How I met the Masked Rider, and other western avengers.

Like most Americans my age, I grew up on westerns. There were western (and Northern) radio shows like James Stewart in “The Sixshooter,” and the modern day Sky King. Sgt. Preston (“The Challenge of the Yukon”) and the “Silver Eagle” kept the peace in the wilder parts of Canada. And, most importantly, for the younger set, “The Lone Ranger” hit the trail three times a week.

Most of the movies I got taken to in suburban St. Louis were either swashbucklers or westerns. These were the “A” movies. I never saw “B” westerns until we got a TV set. In my crowd Hopalong Cassidy ruled the TV roost. We didn’t like singing cowboys, or too much comedy relief. Sorry, Roy and Gene. We pretty much ignored you. We also got to meet folks like Johnnie Mack Brown and Lash LaRue on TV, but the only masked man we knew was that fellow named Reid.

And comics were much the same. At least Roy and Gene didn’t sing there. And the sidekicks were more subdued. But only the Lone Ranger had a mask, or a secret identity. (DC and Atlas/Marvel westerns got almost no distribution in our area.)

One summer, about 1962 or ’63, I explored every used book store I could find in Albuquerque, New Mexico. In the back of one I found a stack of coverless comics. All the same issue of something called Best Of The West. I’d never heard of Red Mask (actor Tim Holt as Red Mask, but only in the comics), or The Darango Kid. Those films never played St. Louis TV. I knew Straight Arrow only from the activity cards given away as layer dividers in Nabisco Shredded Wheat. But I had definitely heard of the Ghost Rider. I later learned Straight Arrow also had a secret identity. He was a white man who masqueraded as a Comanche warrior while catching bad guys of both races. (I’ll have to fit him into a Jim Anthony story some day.)

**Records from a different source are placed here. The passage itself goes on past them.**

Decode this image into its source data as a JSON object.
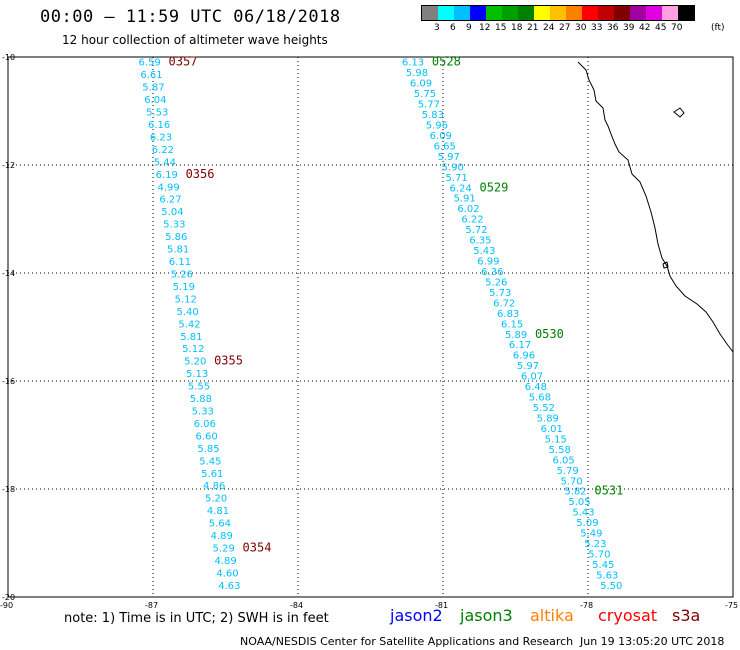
{
  "header": {
    "title": "00:00 – 11:59 UTC 06/18/2018",
    "subtitle": "12 hour collection of altimeter wave heights"
  },
  "legend": {
    "unit": "(ft)",
    "items": [
      {
        "label": "3",
        "color": "#808080"
      },
      {
        "label": "6",
        "color": "#00ffff"
      },
      {
        "label": "9",
        "color": "#00bfff"
      },
      {
        "label": "12",
        "color": "#0000ff"
      },
      {
        "label": "15",
        "color": "#00c000"
      },
      {
        "label": "18",
        "color": "#00a000"
      },
      {
        "label": "21",
        "color": "#008000"
      },
      {
        "label": "24",
        "color": "#ffff00"
      },
      {
        "label": "27",
        "color": "#ffc000"
      },
      {
        "label": "30",
        "color": "#ff8000"
      },
      {
        "label": "33",
        "color": "#ff0000"
      },
      {
        "label": "36",
        "color": "#c00000"
      },
      {
        "label": "39",
        "color": "#800000"
      },
      {
        "label": "42",
        "color": "#a000a0"
      },
      {
        "label": "45",
        "color": "#e000e0"
      },
      {
        "label": "70",
        "color": "#ffa0e0"
      },
      {
        "label": "",
        "color": "#000000"
      }
    ]
  },
  "axes": {
    "lat_labels": [
      "-10",
      "-12",
      "-14",
      "-16",
      "-18",
      "-20"
    ],
    "lon_labels": [
      "-90",
      "-87",
      "-84",
      "-81",
      "-78",
      "-75"
    ]
  },
  "tracks": [
    {
      "name": "west",
      "color": "#00bfff",
      "values": [
        "6.59",
        "6.61",
        "5.87",
        "6.04",
        "5.53",
        "6.16",
        "6.23",
        "6.22",
        "5.44",
        "6.19",
        "4.99",
        "6.27",
        "5.04",
        "5.33",
        "5.86",
        "5.81",
        "6.11",
        "5.26",
        "5.19",
        "5.12",
        "5.40",
        "5.42",
        "5.81",
        "5.12",
        "5.20",
        "5.13",
        "5.55",
        "5.88",
        "5.33",
        "6.06",
        "6.60",
        "5.85",
        "5.45",
        "5.61",
        "4.86",
        "5.20",
        "4.81",
        "5.64",
        "4.89",
        "5.29",
        "4.89",
        "4.60",
        "4.63"
      ],
      "times": [
        {
          "label": "0357",
          "color": "#800000",
          "after": 0
        },
        {
          "label": "0356",
          "color": "#800000",
          "after": 9
        },
        {
          "label": "0355",
          "color": "#800000",
          "after": 24
        },
        {
          "label": "0354",
          "color": "#800000",
          "after": 39
        }
      ]
    },
    {
      "name": "east",
      "color": "#00bfff",
      "values": [
        "6.13",
        "5.98",
        "6.09",
        "5.75",
        "5.77",
        "5.83",
        "5.96",
        "6.09",
        "6.65",
        "5.97",
        "5.90",
        "5.71",
        "6.24",
        "5.91",
        "6.02",
        "6.22",
        "5.72",
        "6.35",
        "5.43",
        "6.99",
        "6.36",
        "5.26",
        "5.73",
        "6.72",
        "6.83",
        "6.15",
        "5.89",
        "6.17",
        "6.96",
        "5.97",
        "6.07",
        "6.48",
        "5.68",
        "5.52",
        "5.89",
        "6.01",
        "5.15",
        "5.58",
        "6.05",
        "5.79",
        "5.70",
        "5.82",
        "5.05",
        "5.43",
        "5.09",
        "5.49",
        "5.23",
        "5.70",
        "5.45",
        "5.63",
        "5.50"
      ],
      "times": [
        {
          "label": "0528",
          "color": "#008000",
          "after": 0
        },
        {
          "label": "0529",
          "color": "#008000",
          "after": 12
        },
        {
          "label": "0530",
          "color": "#008000",
          "after": 26
        },
        {
          "label": "0531",
          "color": "#008000",
          "after": 41
        }
      ]
    }
  ],
  "footer": {
    "note": "note: 1) Time is in UTC; 2) SWH is in feet",
    "satellites": [
      {
        "label": "jason2",
        "color": "#0000ff"
      },
      {
        "label": "jason3",
        "color": "#008000"
      },
      {
        "label": "altika",
        "color": "#ff8000"
      },
      {
        "label": "cryosat",
        "color": "#ff0000"
      },
      {
        "label": "s3a",
        "color": "#800000"
      }
    ],
    "credit": "NOAA/NESDIS Center for Satellite Applications and Research",
    "timestamp": "Jun 19 13:05:20 UTC 2018"
  }
}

Then I noticed a pulp magazine lying nearby. I’d see any number of late western and detective and pulps in my shopping. And I knew a bit about the Shadow pulps after the recent radio revival. But this cover stood out. Here was a cowboy with a domino mask, and a black hat. And he also wore a black cape lined with red. Wait a second! This was the hero? Had to be. The magazine’s title was Masked Rider Western from 1952. So I bought it.

“Deadline For Sheep” was the name of the Masked Rider story. Decades later I discovered that the lead novel carried the same story format restrictions as all Thrilling hero pulps after the end of World War Two. The bad guy was allowed only two, or at the most three, henchmen, plus maybe a second in command because the boss’s identity was a mystery with no more than four suspects. This formula applied to the Phantom Detective and the Black Bat, as well as the Masked Rider. Still this left room to spin an exciting adventure. I liked the novel and even picked up one or two other late issues of the title at conventions.

Then, in 1970, I found two paperback reprints of Masked Rider stories from about 1938. What a difference! This Masked Rider faced down hordes of badmen. Body counts seemed as high as the new Mack Bolan/Executioner stories I began reading at about the same time. A couple of decades after that I picked up an even earlier pulp issue. Seems another company started the character. They folded after thirteen issues. Then Thrilling picked it up.

The earliest Masked Rider wore all black, including cloak and a full face mask. Blue Hawk wore Mexican style clothing. Sure, things seemed an awful lot like the Lone Ranger. But there were important differences. One was that the never named Masked Rider often appeared as Wayne Morgan, a cowboy drifter. And Blue Hawk, thanks to attending Mission schools, spoke and read both Spanish and English.

My stories of the Masked Rider and Blue Hawk include all of these original differences.